Lab 7-01: ONNX Export & Model Optimization
Learning Goals
- Export PyTorch models to ONNX with proper dynamic axes
- Inspect and validate ONNX graphs
- Profile FP32 vs FP16 inference latency
- Understand quantization (INT8) trade-offs
- Apply TorchScript as a lightweight alternative
Core Concepts
Why ONNX?
ONNX (Open Neural Network Exchange) is an open format that makes models portable across frameworks and runtimes:
- Train in PyTorch → deploy in C++, TensorFlow, CoreML, or TensorRT
- ONNX Runtime (ORT) is often faster than vanilla PyTorch on CPU
- TensorRT converts ONNX to GPU-optimized engines
Export Mechanics
import torch
model = MyModel()
model.eval()
dummy_input = torch.randn(1, 3, 224, 224)
torch.onnx.export(
model,
dummy_input,
"model.onnx",
input_names=["image"],
output_names=["logits"],
dynamic_axes={
"image": {0: "batch_size"}, # batch dim is dynamic
"logits": {0: "batch_size"},
},
opset_version=17,
do_constant_folding=True, # fuse constant ops
)
Graph Validation
import onnx
model_proto = onnx.load("model.onnx")
onnx.checker.check_model(model_proto) # raises exception if invalid
print(onnx.helper.printable_graph(model_proto.graph))

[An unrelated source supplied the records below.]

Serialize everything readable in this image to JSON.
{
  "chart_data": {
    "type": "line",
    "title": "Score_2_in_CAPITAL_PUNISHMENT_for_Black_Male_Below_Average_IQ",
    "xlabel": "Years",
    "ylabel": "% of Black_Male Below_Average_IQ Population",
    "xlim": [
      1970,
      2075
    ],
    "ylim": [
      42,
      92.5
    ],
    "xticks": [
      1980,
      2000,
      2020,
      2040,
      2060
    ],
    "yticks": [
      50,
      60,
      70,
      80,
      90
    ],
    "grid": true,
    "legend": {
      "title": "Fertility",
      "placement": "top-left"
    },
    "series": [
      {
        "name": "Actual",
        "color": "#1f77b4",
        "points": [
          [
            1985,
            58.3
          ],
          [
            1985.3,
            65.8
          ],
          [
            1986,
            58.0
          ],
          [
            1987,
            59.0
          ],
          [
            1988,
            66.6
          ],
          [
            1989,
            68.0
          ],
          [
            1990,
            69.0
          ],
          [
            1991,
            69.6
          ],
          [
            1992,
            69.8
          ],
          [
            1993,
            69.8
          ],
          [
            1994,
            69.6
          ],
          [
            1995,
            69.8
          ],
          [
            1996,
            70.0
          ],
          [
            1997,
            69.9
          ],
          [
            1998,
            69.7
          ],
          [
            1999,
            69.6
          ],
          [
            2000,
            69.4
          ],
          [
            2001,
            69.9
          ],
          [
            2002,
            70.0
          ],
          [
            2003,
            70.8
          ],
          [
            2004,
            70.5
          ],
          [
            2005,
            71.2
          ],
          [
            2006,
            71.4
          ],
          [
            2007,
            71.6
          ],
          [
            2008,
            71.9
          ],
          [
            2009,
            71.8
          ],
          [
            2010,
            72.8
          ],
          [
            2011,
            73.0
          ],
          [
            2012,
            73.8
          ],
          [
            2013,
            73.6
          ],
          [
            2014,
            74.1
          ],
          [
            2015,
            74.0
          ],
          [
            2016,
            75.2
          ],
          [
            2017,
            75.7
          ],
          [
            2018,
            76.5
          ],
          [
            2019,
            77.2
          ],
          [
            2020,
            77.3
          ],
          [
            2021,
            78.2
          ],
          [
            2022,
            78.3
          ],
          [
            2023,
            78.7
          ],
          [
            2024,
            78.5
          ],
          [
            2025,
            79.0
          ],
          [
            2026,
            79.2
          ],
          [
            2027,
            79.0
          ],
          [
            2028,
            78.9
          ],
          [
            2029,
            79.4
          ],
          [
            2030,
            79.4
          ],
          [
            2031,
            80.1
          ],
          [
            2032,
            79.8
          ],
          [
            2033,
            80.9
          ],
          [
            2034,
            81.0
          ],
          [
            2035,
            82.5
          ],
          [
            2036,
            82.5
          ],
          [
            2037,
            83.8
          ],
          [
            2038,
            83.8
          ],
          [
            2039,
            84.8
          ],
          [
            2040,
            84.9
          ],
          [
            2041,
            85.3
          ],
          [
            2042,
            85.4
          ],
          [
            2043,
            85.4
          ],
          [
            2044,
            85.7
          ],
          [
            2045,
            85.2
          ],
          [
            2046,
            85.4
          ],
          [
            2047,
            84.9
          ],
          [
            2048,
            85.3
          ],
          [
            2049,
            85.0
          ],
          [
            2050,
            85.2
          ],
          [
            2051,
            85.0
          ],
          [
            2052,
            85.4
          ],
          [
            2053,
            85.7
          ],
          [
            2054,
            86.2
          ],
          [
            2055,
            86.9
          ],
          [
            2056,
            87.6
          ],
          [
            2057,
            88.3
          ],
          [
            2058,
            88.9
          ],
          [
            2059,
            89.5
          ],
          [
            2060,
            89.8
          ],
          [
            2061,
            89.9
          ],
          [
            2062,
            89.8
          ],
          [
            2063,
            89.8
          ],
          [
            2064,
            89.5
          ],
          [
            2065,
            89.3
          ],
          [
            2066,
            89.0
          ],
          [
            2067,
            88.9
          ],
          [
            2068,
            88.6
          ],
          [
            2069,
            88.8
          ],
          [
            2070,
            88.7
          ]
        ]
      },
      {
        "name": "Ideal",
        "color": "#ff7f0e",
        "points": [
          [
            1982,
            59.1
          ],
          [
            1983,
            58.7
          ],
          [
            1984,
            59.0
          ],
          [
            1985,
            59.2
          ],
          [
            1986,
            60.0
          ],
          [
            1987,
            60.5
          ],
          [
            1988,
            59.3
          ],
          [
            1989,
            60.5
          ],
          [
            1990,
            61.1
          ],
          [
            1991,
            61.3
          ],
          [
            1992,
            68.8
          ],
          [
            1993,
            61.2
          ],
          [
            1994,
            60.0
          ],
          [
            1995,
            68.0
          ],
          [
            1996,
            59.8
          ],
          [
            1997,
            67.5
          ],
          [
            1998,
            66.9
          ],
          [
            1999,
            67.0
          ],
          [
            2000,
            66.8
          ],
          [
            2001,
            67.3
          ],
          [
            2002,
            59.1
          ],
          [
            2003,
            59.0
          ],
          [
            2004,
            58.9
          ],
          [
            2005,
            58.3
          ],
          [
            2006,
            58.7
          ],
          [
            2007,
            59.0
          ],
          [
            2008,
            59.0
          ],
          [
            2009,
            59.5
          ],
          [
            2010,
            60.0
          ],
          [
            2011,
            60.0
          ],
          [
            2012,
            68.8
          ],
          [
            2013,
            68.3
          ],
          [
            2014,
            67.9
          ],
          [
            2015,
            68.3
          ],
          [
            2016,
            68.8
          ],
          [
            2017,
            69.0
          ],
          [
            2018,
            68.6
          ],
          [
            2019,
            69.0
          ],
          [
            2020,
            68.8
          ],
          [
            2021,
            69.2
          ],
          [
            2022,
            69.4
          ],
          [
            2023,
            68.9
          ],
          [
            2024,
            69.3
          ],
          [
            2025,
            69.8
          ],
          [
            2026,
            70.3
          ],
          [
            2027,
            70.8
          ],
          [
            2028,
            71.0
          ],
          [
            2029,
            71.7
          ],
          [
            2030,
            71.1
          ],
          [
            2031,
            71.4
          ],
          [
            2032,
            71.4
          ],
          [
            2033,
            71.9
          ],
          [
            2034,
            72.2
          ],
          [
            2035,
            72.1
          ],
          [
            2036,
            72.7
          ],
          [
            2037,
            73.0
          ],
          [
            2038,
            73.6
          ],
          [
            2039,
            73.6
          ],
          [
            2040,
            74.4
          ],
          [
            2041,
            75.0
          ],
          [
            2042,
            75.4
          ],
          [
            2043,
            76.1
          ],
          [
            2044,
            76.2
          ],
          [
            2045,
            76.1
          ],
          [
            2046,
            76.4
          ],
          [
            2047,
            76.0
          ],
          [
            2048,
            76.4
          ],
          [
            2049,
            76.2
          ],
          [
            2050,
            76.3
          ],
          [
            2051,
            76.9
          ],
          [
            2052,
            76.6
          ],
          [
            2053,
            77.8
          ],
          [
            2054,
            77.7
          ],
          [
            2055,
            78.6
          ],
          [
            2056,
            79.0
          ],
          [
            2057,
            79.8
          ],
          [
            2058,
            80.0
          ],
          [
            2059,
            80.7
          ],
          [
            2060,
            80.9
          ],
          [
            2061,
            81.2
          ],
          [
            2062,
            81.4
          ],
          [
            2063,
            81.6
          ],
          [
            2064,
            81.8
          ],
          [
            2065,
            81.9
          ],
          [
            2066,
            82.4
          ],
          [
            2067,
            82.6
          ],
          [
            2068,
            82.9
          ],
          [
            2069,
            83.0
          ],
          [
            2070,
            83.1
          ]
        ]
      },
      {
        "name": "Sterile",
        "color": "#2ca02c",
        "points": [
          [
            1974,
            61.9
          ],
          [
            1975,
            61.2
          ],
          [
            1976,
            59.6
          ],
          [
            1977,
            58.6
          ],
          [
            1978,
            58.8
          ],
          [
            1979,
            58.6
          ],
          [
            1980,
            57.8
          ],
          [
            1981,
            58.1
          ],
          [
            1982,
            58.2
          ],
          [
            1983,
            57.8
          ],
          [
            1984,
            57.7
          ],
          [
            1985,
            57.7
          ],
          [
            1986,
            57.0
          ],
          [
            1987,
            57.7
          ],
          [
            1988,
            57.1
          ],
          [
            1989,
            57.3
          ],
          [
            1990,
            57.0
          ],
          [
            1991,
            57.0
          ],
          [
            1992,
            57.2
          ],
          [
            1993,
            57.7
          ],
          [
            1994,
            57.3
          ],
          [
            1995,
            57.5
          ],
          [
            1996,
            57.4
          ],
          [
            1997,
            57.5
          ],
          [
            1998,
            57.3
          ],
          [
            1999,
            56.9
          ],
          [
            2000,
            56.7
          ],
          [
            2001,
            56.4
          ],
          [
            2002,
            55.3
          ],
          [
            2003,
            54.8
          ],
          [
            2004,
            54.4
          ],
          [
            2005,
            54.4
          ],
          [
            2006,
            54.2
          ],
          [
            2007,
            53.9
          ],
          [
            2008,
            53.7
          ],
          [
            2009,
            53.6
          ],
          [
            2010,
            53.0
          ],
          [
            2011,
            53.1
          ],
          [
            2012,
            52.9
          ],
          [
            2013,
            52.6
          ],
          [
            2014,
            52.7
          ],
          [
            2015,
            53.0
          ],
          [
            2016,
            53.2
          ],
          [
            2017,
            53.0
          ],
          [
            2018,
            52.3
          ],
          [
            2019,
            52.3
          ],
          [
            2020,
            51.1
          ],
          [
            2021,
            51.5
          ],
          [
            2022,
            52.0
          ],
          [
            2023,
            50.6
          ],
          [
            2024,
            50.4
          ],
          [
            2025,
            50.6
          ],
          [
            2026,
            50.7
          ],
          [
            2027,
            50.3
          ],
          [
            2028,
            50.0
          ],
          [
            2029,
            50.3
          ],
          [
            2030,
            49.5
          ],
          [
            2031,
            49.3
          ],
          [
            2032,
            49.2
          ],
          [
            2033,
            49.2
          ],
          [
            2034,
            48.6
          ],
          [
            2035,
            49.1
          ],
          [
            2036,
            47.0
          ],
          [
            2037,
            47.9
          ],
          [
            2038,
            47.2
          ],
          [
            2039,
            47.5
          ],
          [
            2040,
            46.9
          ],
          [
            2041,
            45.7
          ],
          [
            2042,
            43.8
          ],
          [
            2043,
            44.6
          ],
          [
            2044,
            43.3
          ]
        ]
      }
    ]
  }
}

Inference with ONNX Runtime
import onnxruntime as ort
import numpy as np
sess = ort.InferenceSession("model.onnx",
providers=["CUDAExecutionProvider", "CPUExecutionProvider"])
# CUDAExecutionProvider uses GPU if available, falls back to CPU
inp = np.random.randn(1, 3, 224, 224).astype(np.float32)

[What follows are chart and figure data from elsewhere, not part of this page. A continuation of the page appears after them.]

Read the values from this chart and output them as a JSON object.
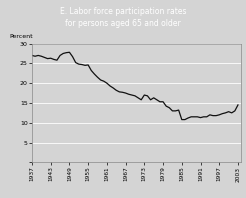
{
  "title_line1": "E. Labor force participation rates",
  "title_line2": "for persons aged 65 and older",
  "ylabel": "Percent",
  "xlim": [
    1937,
    2004
  ],
  "ylim": [
    0,
    30
  ],
  "yticks": [
    0,
    5,
    10,
    15,
    20,
    25,
    30
  ],
  "xticks": [
    1937,
    1943,
    1949,
    1955,
    1961,
    1967,
    1973,
    1979,
    1985,
    1991,
    1997,
    2003
  ],
  "title_bg_color": "#4a4a4a",
  "title_text_color": "#ffffff",
  "plot_bg_color": "#d4d4d4",
  "fig_bg_color": "#d4d4d4",
  "line_color": "#111111",
  "grid_color": "#ffffff",
  "years": [
    1937,
    1938,
    1939,
    1940,
    1941,
    1942,
    1943,
    1944,
    1945,
    1946,
    1947,
    1948,
    1949,
    1950,
    1951,
    1952,
    1953,
    1954,
    1955,
    1956,
    1957,
    1958,
    1959,
    1960,
    1961,
    1962,
    1963,
    1964,
    1965,
    1966,
    1967,
    1968,
    1969,
    1970,
    1971,
    1972,
    1973,
    1974,
    1975,
    1976,
    1977,
    1978,
    1979,
    1980,
    1981,
    1982,
    1983,
    1984,
    1985,
    1986,
    1987,
    1988,
    1989,
    1990,
    1991,
    1992,
    1993,
    1994,
    1995,
    1996,
    1997,
    1998,
    1999,
    2000,
    2001,
    2002,
    2003
  ],
  "values": [
    27.0,
    26.8,
    27.0,
    26.8,
    26.5,
    26.2,
    26.3,
    26.0,
    25.8,
    27.0,
    27.5,
    27.7,
    27.8,
    26.7,
    25.2,
    24.8,
    24.7,
    24.5,
    24.6,
    23.2,
    22.3,
    21.5,
    20.8,
    20.5,
    20.0,
    19.3,
    18.8,
    18.2,
    17.8,
    17.7,
    17.5,
    17.2,
    17.0,
    16.8,
    16.3,
    15.8,
    17.0,
    16.8,
    15.8,
    16.3,
    15.8,
    15.3,
    15.3,
    14.2,
    13.8,
    13.0,
    13.0,
    13.2,
    10.8,
    10.8,
    11.2,
    11.5,
    11.5,
    11.5,
    11.3,
    11.5,
    11.5,
    12.0,
    11.8,
    11.8,
    12.0,
    12.3,
    12.5,
    12.8,
    12.5,
    13.0,
    14.5
  ]
}
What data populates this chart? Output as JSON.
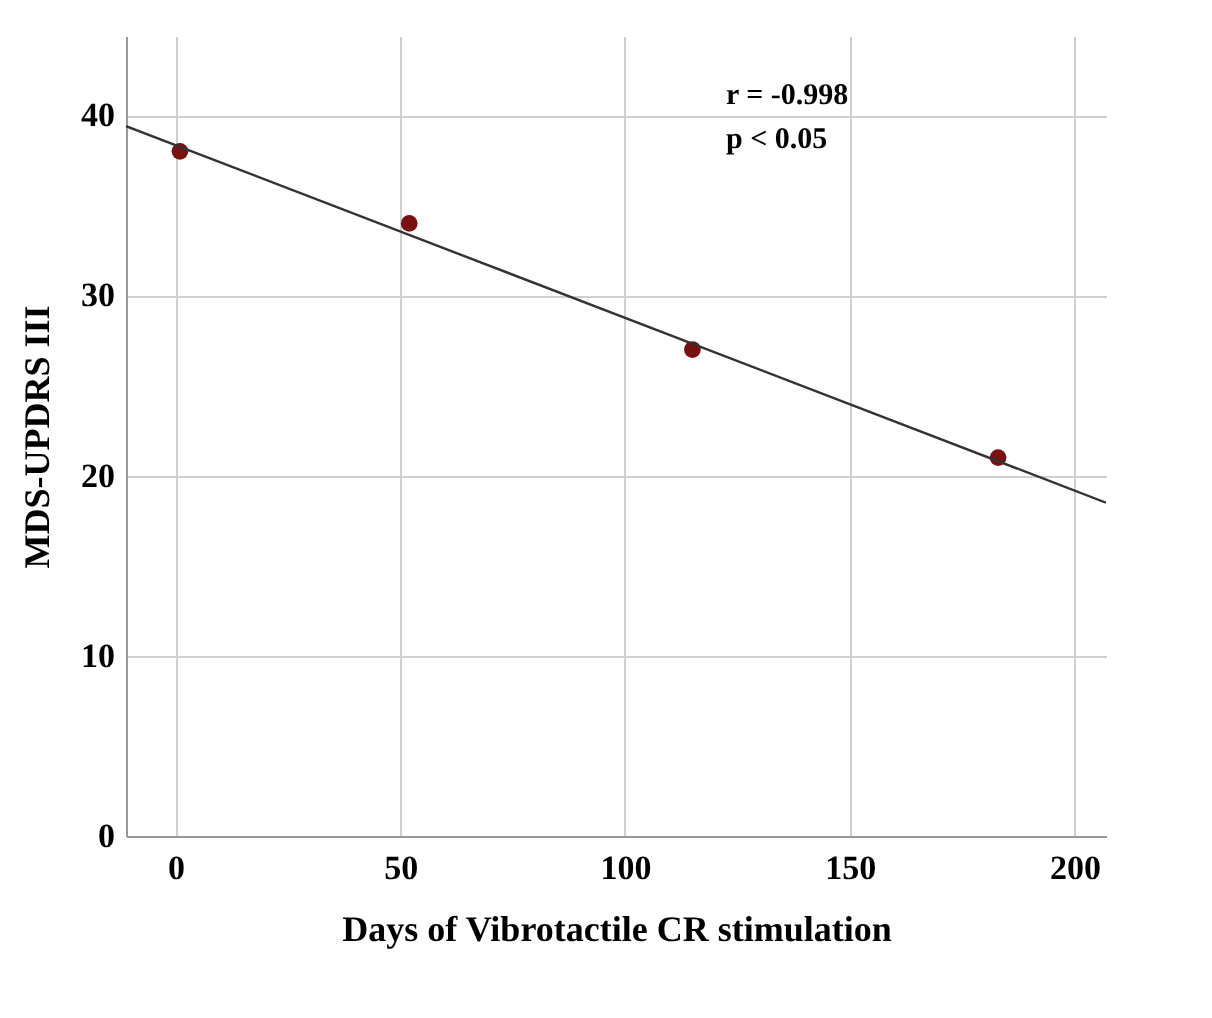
{
  "chart_data": {
    "type": "scatter",
    "xlabel": "Days of Vibrotactile CR stimulation",
    "ylabel": "MDS-UPDRS III",
    "series": [
      {
        "marker": "circle",
        "color": "#7a1010",
        "x": [
          1,
          52,
          115,
          183
        ],
        "values": [
          38,
          34,
          27,
          21
        ]
      },
      {
        "type": "line",
        "marker": "none",
        "color": "#333333",
        "x": [
          -11,
          207
        ],
        "values": [
          39.4,
          18.5
        ]
      }
    ],
    "xlim": [
      -11,
      207
    ],
    "xticks": [
      0,
      50,
      100,
      150,
      200
    ],
    "ylim": [
      0,
      44.4
    ],
    "yticks": [
      0,
      10,
      20,
      30,
      40
    ],
    "grid": true,
    "annotations": [
      "r = -0.998",
      "p < 0.05"
    ]
  }
}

outputs = sess.run(None, {"image": inp})
print(outputs[0].shape)
FP16 Quantization with ONNX Runtime
from onnxruntime.transformers import optimizer
from onnxruntime.quantization import quantize_dynamic, QuantType
# Dynamic INT8 quantization (CPU-only)
quantize_dynamic("model.onnx", "model_int8.onnx",
weight_type=QuantType.QInt8)
Latency Math
$$\text{Throughput} = \frac{1}{\text{latency_per_batch}} \times \text{batch_size}$$
For a model with 10ms latency at batch=1:
- FP32: 10ms → 100 fps
- FP16: ~5ms → 200 fps
- INT8: ~3ms → 333 fps
- TensorRT FP16: ~2ms → 500 fps
Interview Questions
Q: What does do_constant_folding=True do?
A: Pre-computes operations whose inputs are known at export time (e.g., batch norm statistics after folding), removing them from the inference graph.

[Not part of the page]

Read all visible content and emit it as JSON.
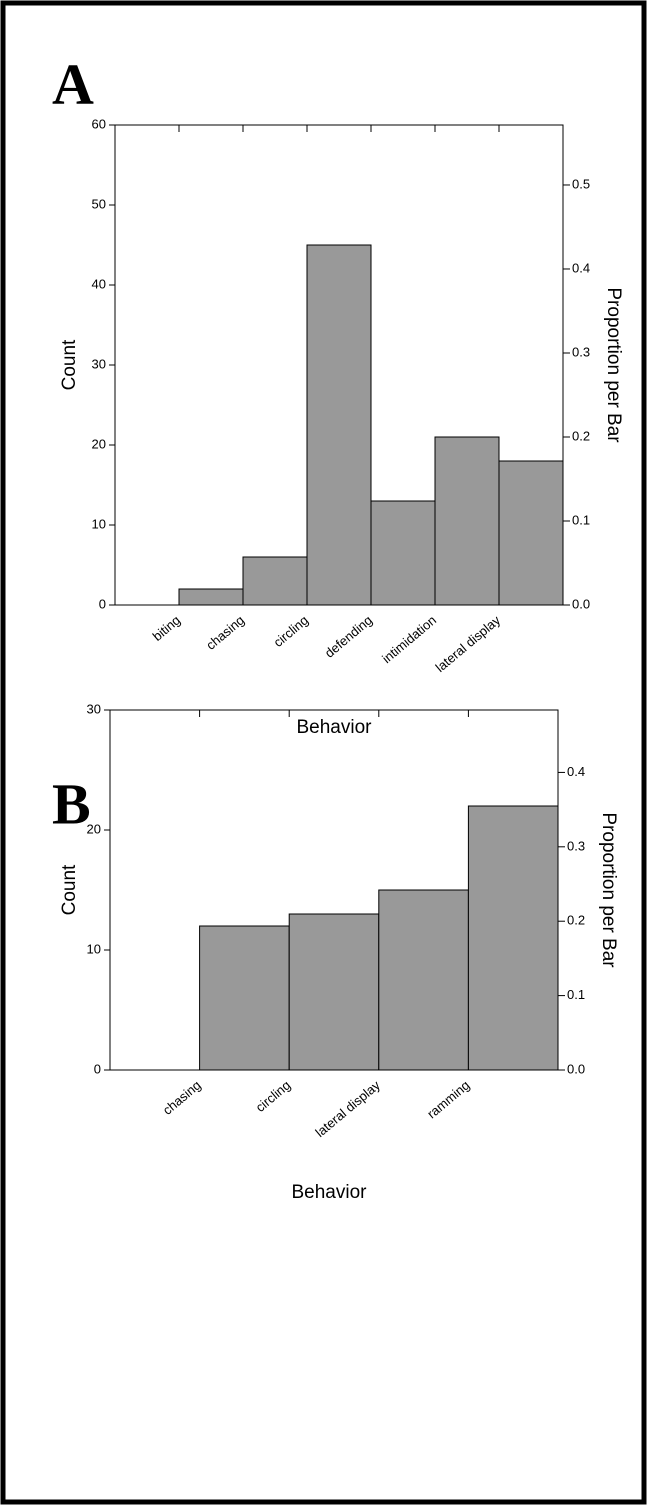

Q: What's a dynamic axis? When do you need one?
A: A tensor dimension that isn't fixed at export time. Batch size is almost always dynamic. If your model handles variable-length sequences or variable image sizes, those dims must also be dynamic.
Q: What's the difference between FP16 and INT8?
A: FP16 uses 16-bit floating point (range: ~6×10⁻⁵ to 65504). INT8 uses 8-bit integer (range: -128 to 127). INT8 requires calibration data to compute activation ranges; FP16 is lossless for most models. INT8 is ~2× faster than FP16 but risks > 1% accuracy loss without QAT.
Q: When would you use TorchScript instead of ONNX?
A: TorchScript is better when deploying within NVIDIA's ecosystem, when you need Python-free C++ deployment, or when your model has Python control flow (if/else, loops) that ONNX can't represent well.